A team of journalists photographers and Blagojevich bloggers met on Sept. 9 at Columbia’s 1104 Center, 1104 S. Wabash Ave., to discuss the inner-workings of former Gov. Rod Blagojevich’s corruption trial.

“Bleeping Golden: Insiders’ Stories of Covering the Blago Trial” was presented by the Association for Women Journalists and the Chicago Headline Club. Included in the discussion were questions covering one of the biggest, most recent political corruption stories in the U.S.

During the first session, the seven featured panelists—all members of well-established media outlets—described how covering the trial was different from covering others. Federal courts reporter for the Chicago Sun-Times Natasha Korecki, who has worked as an adjunct instructor for Columbia’s graduate journalism program, was among the panel members.

“There was one holdout juror on those counts and had she budged, we would have seen a significant conviction,” Korecki said. “The census count was 11-1. Rod saying ‘one down, 23 [counts] to go’ wasn’t exactly

the case.”

Jeff Coen, courts reporter for the Chicago Tribune, said one of the reasons there was a hung jury was due to “media manipulation” done by the attorneys present—one of whom, Sam Adam Jr., defended R. Kelly in the infamous 2008 child pornography trial.

“I’ve seen Sam Adam Jr. work for years, and he’s very, very good at media manipulation,” Coen said. “I know that on the way to this trial one of their ideas was to try and put Rod on TV and make this a celebrity trial.”

According to Coen, juries react to court battles differently when “celebrities” are on the stand.

“Juries just treat that person differently, and I think that’s partly what paid off here,” he said.

After the trial ended, Adam told the press the retrial would cost taxpayers $25 million.

“Sam pulled that out of the air,” Coen said. “It’s a balance; at some point the TV cameras are on.
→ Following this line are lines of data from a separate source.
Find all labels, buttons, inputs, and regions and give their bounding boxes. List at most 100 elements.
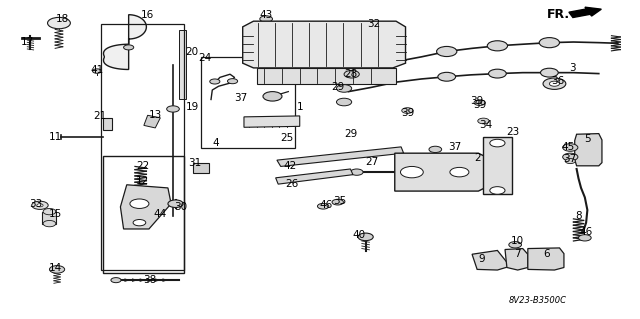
Circle shape bbox=[93, 69, 101, 73]
Text: 6: 6 bbox=[543, 249, 550, 259]
Text: 20: 20 bbox=[186, 47, 198, 57]
Circle shape bbox=[32, 201, 48, 209]
Bar bbox=[483, 137, 512, 194]
Text: 45: 45 bbox=[562, 143, 575, 152]
Text: 21: 21 bbox=[93, 111, 106, 121]
Polygon shape bbox=[277, 147, 404, 167]
Text: 7: 7 bbox=[515, 249, 521, 259]
Text: 29: 29 bbox=[344, 129, 357, 139]
Circle shape bbox=[401, 167, 423, 178]
Polygon shape bbox=[243, 21, 406, 68]
Circle shape bbox=[36, 204, 43, 207]
Text: 8V23-B3500C: 8V23-B3500C bbox=[509, 295, 567, 305]
Text: 22: 22 bbox=[136, 161, 149, 171]
Text: 2: 2 bbox=[474, 153, 481, 163]
Text: 1: 1 bbox=[296, 102, 303, 112]
Circle shape bbox=[263, 92, 282, 101]
Circle shape bbox=[563, 153, 578, 161]
Circle shape bbox=[579, 235, 591, 241]
Circle shape bbox=[43, 220, 56, 227]
Circle shape bbox=[344, 70, 359, 78]
Polygon shape bbox=[276, 169, 353, 184]
Text: 29: 29 bbox=[331, 83, 344, 93]
Bar bbox=[201, 57, 294, 148]
Text: 37: 37 bbox=[448, 143, 461, 152]
Circle shape bbox=[351, 169, 363, 175]
Text: 12: 12 bbox=[136, 176, 149, 186]
FancyArrow shape bbox=[569, 7, 602, 18]
Text: 16: 16 bbox=[141, 10, 154, 20]
Text: 38: 38 bbox=[143, 275, 157, 285]
Text: 30: 30 bbox=[174, 202, 187, 212]
Circle shape bbox=[111, 278, 121, 283]
Circle shape bbox=[565, 159, 575, 164]
Circle shape bbox=[563, 144, 578, 151]
Polygon shape bbox=[104, 15, 147, 70]
Text: 36: 36 bbox=[551, 76, 564, 86]
Circle shape bbox=[337, 98, 352, 106]
Circle shape bbox=[436, 47, 457, 56]
Circle shape bbox=[47, 18, 70, 29]
Circle shape bbox=[541, 68, 558, 77]
Circle shape bbox=[49, 266, 65, 273]
Text: 39: 39 bbox=[470, 96, 484, 106]
Text: 40: 40 bbox=[353, 230, 366, 240]
Text: 17: 17 bbox=[20, 37, 34, 47]
Circle shape bbox=[429, 146, 442, 152]
Text: 25: 25 bbox=[280, 133, 294, 143]
Text: 31: 31 bbox=[188, 158, 201, 168]
Circle shape bbox=[133, 219, 146, 226]
Circle shape bbox=[130, 199, 149, 208]
Text: 14: 14 bbox=[49, 263, 62, 272]
Circle shape bbox=[43, 208, 56, 215]
Circle shape bbox=[549, 81, 559, 86]
Text: 39: 39 bbox=[473, 100, 486, 110]
Circle shape bbox=[543, 78, 566, 89]
Text: 23: 23 bbox=[507, 127, 520, 137]
Text: 37: 37 bbox=[564, 154, 577, 165]
Text: 10: 10 bbox=[511, 236, 524, 246]
Circle shape bbox=[337, 85, 352, 92]
Circle shape bbox=[166, 106, 179, 112]
Circle shape bbox=[488, 69, 506, 78]
Text: 19: 19 bbox=[186, 102, 198, 112]
Circle shape bbox=[490, 139, 505, 147]
Polygon shape bbox=[257, 68, 396, 84]
Polygon shape bbox=[505, 249, 528, 270]
Text: 34: 34 bbox=[479, 120, 493, 130]
Text: 46: 46 bbox=[579, 226, 593, 236]
Text: FR.: FR. bbox=[547, 8, 570, 21]
Text: 39: 39 bbox=[401, 108, 414, 118]
Text: 3: 3 bbox=[569, 63, 575, 73]
Text: 37: 37 bbox=[234, 93, 248, 103]
Circle shape bbox=[317, 204, 329, 209]
Text: 24: 24 bbox=[198, 53, 211, 63]
Polygon shape bbox=[472, 250, 510, 270]
Circle shape bbox=[450, 167, 469, 177]
Polygon shape bbox=[120, 185, 171, 229]
Text: 9: 9 bbox=[478, 254, 485, 264]
Circle shape bbox=[260, 16, 273, 22]
Text: 35: 35 bbox=[333, 196, 347, 205]
Circle shape bbox=[490, 187, 505, 194]
Circle shape bbox=[438, 72, 456, 81]
Text: 27: 27 bbox=[365, 157, 379, 167]
Bar bbox=[179, 30, 186, 100]
Bar bbox=[101, 24, 184, 270]
Circle shape bbox=[474, 100, 485, 106]
Text: 32: 32 bbox=[367, 19, 381, 29]
Text: 8: 8 bbox=[575, 211, 582, 221]
Circle shape bbox=[478, 118, 489, 124]
Text: 13: 13 bbox=[148, 110, 162, 120]
Bar bbox=[42, 211, 56, 224]
Text: 43: 43 bbox=[259, 10, 273, 20]
Polygon shape bbox=[528, 248, 564, 270]
Circle shape bbox=[487, 41, 508, 51]
Circle shape bbox=[168, 200, 183, 207]
Text: 18: 18 bbox=[56, 14, 69, 24]
Circle shape bbox=[402, 108, 413, 113]
Polygon shape bbox=[575, 134, 602, 166]
Text: 42: 42 bbox=[283, 161, 296, 171]
Text: 28: 28 bbox=[344, 69, 357, 78]
Text: 5: 5 bbox=[584, 134, 591, 144]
It’s a live press conference; these guys know what they’re doing and a certain amount of spin is going to get through, but it’s up to us to try to come back and fact-check it.”
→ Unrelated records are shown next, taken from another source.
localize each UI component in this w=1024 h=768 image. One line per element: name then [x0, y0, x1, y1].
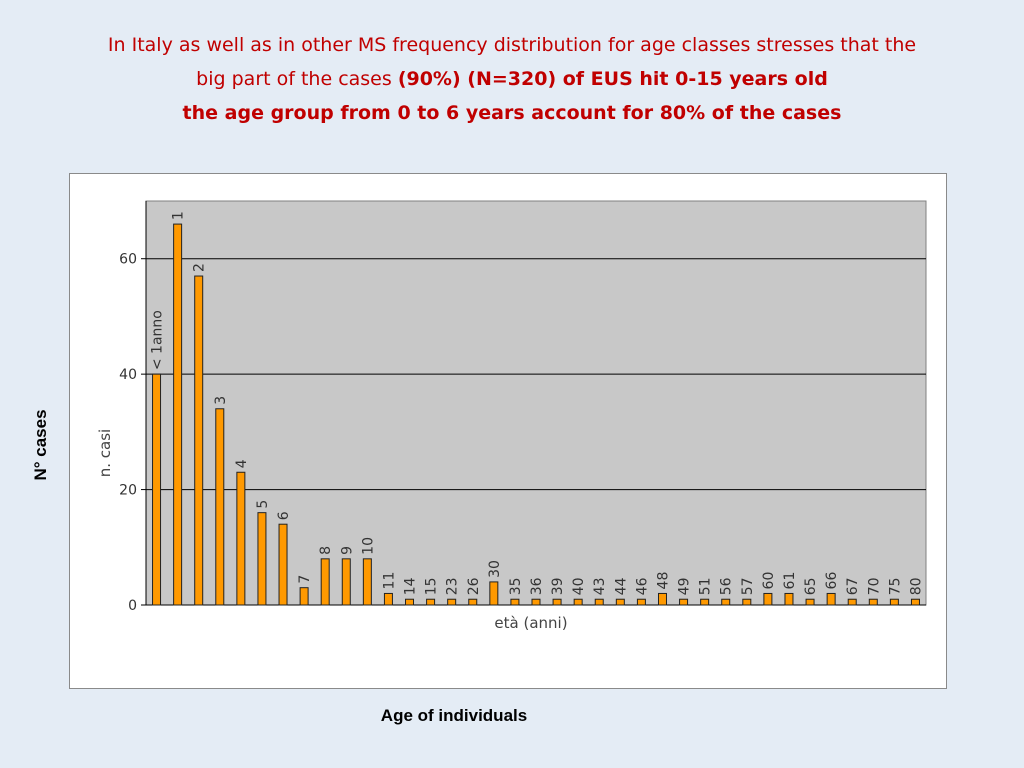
y-tick-label: 40	[119, 367, 137, 383]
bar	[573, 598, 583, 606]
bar-label: 26	[466, 577, 482, 595]
y-tick-label: 60	[119, 252, 137, 268]
bar-label: 5	[255, 500, 271, 509]
chart-frame: 0 20 40 60 < 1anno 1 2 3 4 5 6 7 8 9 10 11 14 15 23 26 30 35 3…	[69, 173, 947, 689]
bar-label: 67	[845, 577, 861, 595]
bar-label: 10	[360, 537, 376, 555]
bar	[763, 592, 773, 606]
slide-title: In Italy as well as in other MS frequenc…	[40, 28, 984, 130]
bar-label: 11	[381, 572, 397, 590]
bar	[510, 598, 520, 606]
bar	[426, 598, 436, 606]
title-line-3-bold: the age group from 0 to 6 years account …	[182, 102, 842, 124]
bar	[531, 598, 541, 606]
bar-label: 46	[634, 577, 650, 595]
bar-label: 8	[318, 546, 334, 555]
bar-label: 15	[424, 577, 440, 595]
bar-label: 2	[192, 263, 208, 272]
bar	[721, 598, 731, 606]
bar	[194, 275, 204, 606]
bar-label: 14	[403, 577, 419, 595]
bar-label: 70	[866, 577, 882, 595]
bar-label: 44	[613, 577, 629, 595]
bar	[847, 598, 857, 606]
bar-label: 35	[508, 577, 524, 595]
bar	[236, 471, 246, 606]
bar-label: 6	[276, 511, 292, 520]
bar-label: 65	[803, 577, 819, 595]
bar-label: 9	[339, 546, 355, 555]
bar-label: 36	[529, 577, 545, 595]
bar	[405, 598, 415, 606]
bar-label: 60	[761, 572, 777, 590]
bar-label: 40	[571, 577, 587, 595]
x-axis-title: età (anni)	[494, 614, 567, 632]
bar	[657, 592, 667, 606]
title-line-1: In Italy as well as in other MS frequenc…	[107, 34, 917, 56]
title-line-3: the age group from 0 to 6 years account …	[40, 96, 984, 130]
bar	[594, 598, 604, 606]
bar	[257, 512, 267, 606]
bar	[910, 598, 920, 606]
bar	[679, 598, 689, 606]
bar	[215, 408, 225, 606]
bar	[299, 587, 309, 606]
bar-label: < 1anno	[150, 310, 166, 370]
bar	[152, 373, 162, 606]
bar	[868, 598, 878, 606]
x-axis-caption: Age of individuals	[380, 706, 528, 725]
title-line-2-bold: (90%) (N=320) of EUS hit 0-15 years old	[397, 68, 828, 90]
bar-label: 51	[698, 577, 714, 595]
bar	[341, 558, 351, 606]
bar	[615, 598, 625, 606]
bar-label: 7	[297, 575, 313, 584]
bar-label: 75	[887, 577, 903, 595]
bar	[700, 598, 710, 606]
bar	[805, 598, 815, 606]
bar	[468, 598, 478, 606]
y-tick-label: 20	[119, 483, 137, 499]
bar	[636, 598, 646, 606]
bar	[320, 558, 330, 606]
bar	[383, 592, 393, 606]
bar	[826, 592, 836, 606]
bar	[552, 598, 562, 606]
bar-label: 3	[213, 396, 229, 405]
bar-label: 23	[445, 577, 461, 595]
y-axis-title: n. casi	[96, 429, 114, 477]
bar-label: 61	[782, 572, 798, 590]
bar	[362, 558, 372, 606]
bar-label: 4	[234, 459, 250, 468]
bar-label: 49	[677, 577, 693, 595]
bar-label: 66	[824, 572, 840, 590]
y-axis-caption: N° cases	[31, 409, 50, 481]
bar	[742, 598, 752, 606]
plot-area	[145, 200, 927, 606]
bar	[889, 598, 899, 606]
title-line-2-text: big part of the cases	[196, 68, 398, 90]
bar-label: 56	[719, 577, 735, 595]
y-tick-label: 0	[128, 598, 137, 614]
bar	[447, 598, 457, 606]
bar-label: 48	[655, 572, 671, 590]
bar-label: 39	[550, 577, 566, 595]
bar-label: 57	[740, 577, 756, 595]
bar-label: 30	[487, 560, 503, 578]
bar	[278, 523, 288, 606]
bar-label: 80	[908, 577, 924, 595]
bar-label: 43	[592, 577, 608, 595]
bar	[784, 592, 794, 606]
bar	[489, 581, 499, 606]
title-line-2: big part of the cases (90%) (N=320) of E…	[40, 62, 984, 96]
bar	[173, 223, 183, 606]
bar-label: 1	[171, 211, 187, 220]
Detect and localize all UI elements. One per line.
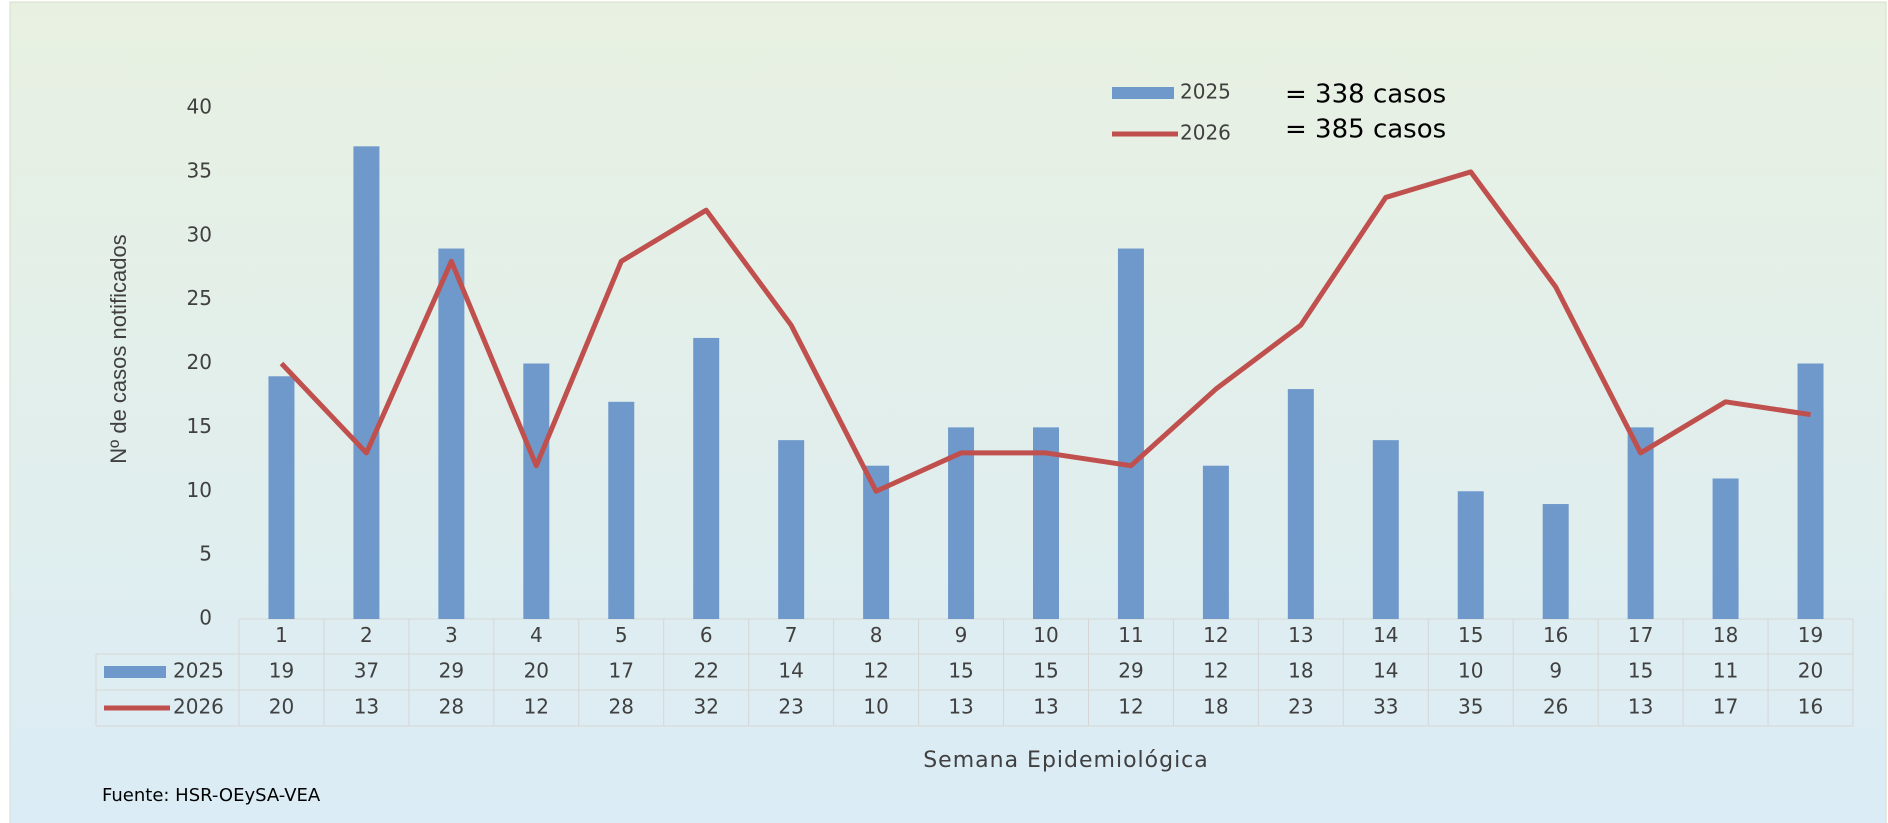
table-cell: 15 <box>948 659 973 683</box>
bar <box>1797 363 1824 619</box>
bar <box>438 248 465 619</box>
table-cell: 10 <box>1458 659 1483 683</box>
legend-label: 2025 <box>1180 80 1231 104</box>
x-tick-label: 12 <box>1203 623 1228 647</box>
table-cell: 19 <box>269 659 294 683</box>
bar <box>1202 465 1229 619</box>
table-cell: 37 <box>354 659 379 683</box>
table-cell: 23 <box>778 695 803 719</box>
x-tick-label: 11 <box>1118 623 1143 647</box>
table-cell: 12 <box>524 695 549 719</box>
bar <box>1457 491 1484 619</box>
table-cell: 20 <box>1798 659 1823 683</box>
x-tick-label: 10 <box>1033 623 1058 647</box>
table-row-label: 2025 <box>173 659 224 683</box>
x-tick-label: 19 <box>1798 623 1823 647</box>
bar <box>523 363 550 619</box>
bar <box>268 376 295 619</box>
x-tick-label: 5 <box>615 623 628 647</box>
x-tick-label: 3 <box>445 623 458 647</box>
table-cell: 29 <box>439 659 464 683</box>
bar <box>1712 478 1739 619</box>
x-tick-label: 6 <box>700 623 713 647</box>
table-cell: 29 <box>1118 659 1143 683</box>
table-cell: 23 <box>1288 695 1313 719</box>
x-tick-label: 9 <box>955 623 968 647</box>
table-cell: 32 <box>693 695 718 719</box>
source: Fuente: HSR-OEySA-VEA <box>102 785 321 806</box>
table-cell: 35 <box>1458 695 1483 719</box>
table-cell: 13 <box>948 695 973 719</box>
table-cell: 12 <box>1118 695 1143 719</box>
y-tick-label: 30 <box>187 222 212 246</box>
x-tick-label: 16 <box>1543 623 1568 647</box>
table-cell: 26 <box>1543 695 1568 719</box>
table-cell: 18 <box>1203 695 1228 719</box>
y-tick-label: 5 <box>199 542 212 566</box>
table-cell: 12 <box>1203 659 1228 683</box>
y-tick-label: 35 <box>187 158 212 182</box>
table-cell: 14 <box>778 659 803 683</box>
table-cell: 12 <box>863 659 888 683</box>
table-cell: 20 <box>269 695 294 719</box>
table-cell: 17 <box>609 659 634 683</box>
table-cell: 17 <box>1713 695 1738 719</box>
y-axis-label: Nº de casos notificados <box>106 234 131 463</box>
x-tick-label: 2 <box>360 623 373 647</box>
bar <box>1033 427 1059 619</box>
line <box>279 169 1811 494</box>
table-cell: 10 <box>863 695 888 719</box>
y-tick-label: 10 <box>187 478 212 502</box>
table-cell: 28 <box>609 695 634 719</box>
bar <box>608 401 635 619</box>
table-row-label: 2026 <box>173 695 224 719</box>
table-cell: 28 <box>439 695 464 719</box>
bar <box>1542 504 1569 619</box>
table-cell: 15 <box>1628 659 1653 683</box>
y-tick-label: 15 <box>187 414 212 438</box>
table-cell: 33 <box>1373 695 1398 719</box>
x-tick-label: 8 <box>870 623 883 647</box>
x-tick-label: 15 <box>1458 623 1483 647</box>
table-cell: 16 <box>1798 695 1823 719</box>
x-axis-label: Semana Epidemiológica <box>923 748 1209 773</box>
table-swatch <box>104 666 166 678</box>
bar <box>1117 248 1144 619</box>
legend-swatch <box>1112 87 1174 99</box>
legend-label: 2026 <box>1180 121 1231 145</box>
x-tick-label: 18 <box>1713 623 1738 647</box>
x-tick-label: 4 <box>530 623 543 647</box>
table-cell: 9 <box>1549 659 1562 683</box>
bar <box>1627 427 1654 619</box>
table-cell: 20 <box>524 659 549 683</box>
annotation: = 338 casos <box>1285 80 1446 110</box>
y-tick-label: 20 <box>187 350 212 374</box>
annotation: = 385 casos <box>1285 115 1446 145</box>
bar <box>1287 389 1314 619</box>
table-cell: 14 <box>1373 659 1398 683</box>
bar <box>1372 440 1399 619</box>
table-cell: 22 <box>693 659 718 683</box>
x-tick-label: 7 <box>785 623 798 647</box>
table-cell: 18 <box>1288 659 1313 683</box>
bar <box>353 146 380 619</box>
table-cell: 13 <box>354 695 379 719</box>
bar <box>778 440 805 619</box>
table-cell: 11 <box>1713 659 1738 683</box>
table-cell: 15 <box>1033 659 1058 683</box>
table-cell: 13 <box>1033 695 1058 719</box>
y-tick-label: 40 <box>187 95 212 119</box>
x-tick-label: 13 <box>1288 623 1313 647</box>
x-tick-label: 14 <box>1373 623 1398 647</box>
x-tick-label: 1 <box>275 623 288 647</box>
y-tick-label: 25 <box>187 286 212 310</box>
x-tick-label: 17 <box>1628 623 1653 647</box>
table-cell: 13 <box>1628 695 1653 719</box>
y-tick-label: 0 <box>199 606 212 630</box>
background <box>9 1 1887 823</box>
bar <box>693 337 720 619</box>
Media critic Steve Rhodes agreed with Coen and said Adam’s “rant” was filled with misstatements and lies.”

Daily Herald photojournalist George LeClaire shared similar views.

“I think it was probably the celebrity status,” he said. “It wassurprising to me that at the hearing, everybody [who] came was supportive of him … There wasn’t one person booing him.”
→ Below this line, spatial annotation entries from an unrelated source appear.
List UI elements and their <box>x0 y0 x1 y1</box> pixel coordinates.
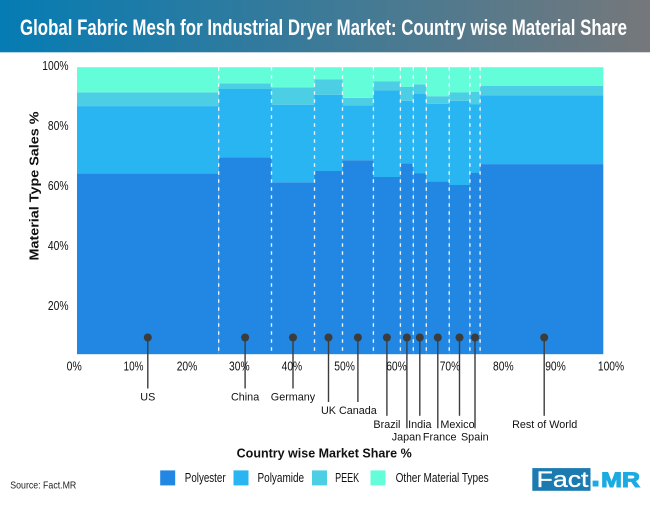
svg-text:UK: UK <box>321 405 337 417</box>
svg-text:60%: 60% <box>48 178 69 193</box>
svg-text:Mexico: Mexico <box>440 419 474 431</box>
svg-text:Other Material Types: Other Material Types <box>396 470 489 485</box>
svg-text:Country wise Market Share %: Country wise Market Share % <box>237 447 412 461</box>
svg-text:Rest of World: Rest of World <box>512 419 577 431</box>
svg-text:China: China <box>231 392 259 404</box>
svg-text:US: US <box>140 392 155 404</box>
svg-text:50%: 50% <box>334 359 355 374</box>
svg-text:Canada: Canada <box>339 405 377 417</box>
svg-text:Source: Fact.MR: Source: Fact.MR <box>10 480 76 492</box>
svg-text:70%: 70% <box>440 359 461 374</box>
svg-text:Polyester: Polyester <box>185 470 226 485</box>
svg-text:Japan: Japan <box>392 432 421 444</box>
svg-text:Fact: Fact <box>537 467 589 492</box>
svg-text:Material Type Sales %: Material Type Sales % <box>27 111 42 260</box>
svg-text:10%: 10% <box>124 359 144 374</box>
svg-text:MR: MR <box>601 468 640 492</box>
svg-text:20%: 20% <box>177 359 198 374</box>
svg-text:60%: 60% <box>386 359 407 374</box>
svg-text:Spain: Spain <box>461 432 489 444</box>
svg-text:Polyamide: Polyamide <box>258 470 305 485</box>
svg-text:Global Fabric Mesh for Industr: Global Fabric Mesh for Industrial Dryer … <box>20 15 627 40</box>
svg-text:100%: 100% <box>598 359 625 374</box>
svg-text:90%: 90% <box>545 359 566 374</box>
svg-text:80%: 80% <box>493 359 514 374</box>
svg-text:40%: 40% <box>282 359 303 374</box>
svg-text:100%: 100% <box>42 58 69 73</box>
svg-text:France: France <box>423 432 457 444</box>
svg-text:Brazil: Brazil <box>373 419 400 431</box>
svg-text:40%: 40% <box>48 238 69 253</box>
svg-text:0%: 0% <box>67 359 82 374</box>
svg-text:India: India <box>408 419 431 431</box>
svg-text:Germany: Germany <box>271 392 316 404</box>
svg-text:PEEK: PEEK <box>335 470 359 485</box>
svg-text:30%: 30% <box>229 359 250 374</box>
svg-text:80%: 80% <box>48 118 69 133</box>
svg-text:20%: 20% <box>48 298 69 313</box>
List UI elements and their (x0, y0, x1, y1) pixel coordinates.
Rhodes said he thought the reason Blagojevich wasn’t convicted was because of a “bad jury.”

He asked the committee if any of them believed Blagojevich to be innocent—out of the seven panelists questioned, no hands were raised.

“So the jury just isn’t as smart as everyone [on the panel]?” Rhodes said. “Maybe the answer is yes. Maybe it wasn’t a very bright jury. When you look at the holdout juror, clearly the other jurors thought she was crazy.”

Rhodes, founder of the Beachwood Reporter, also said he believes it was wrong that many Americans consider juries to be “infallible.”

He said in general, “we’re not allowed to criticize the jury; it has to be something the prosecution did wrong.”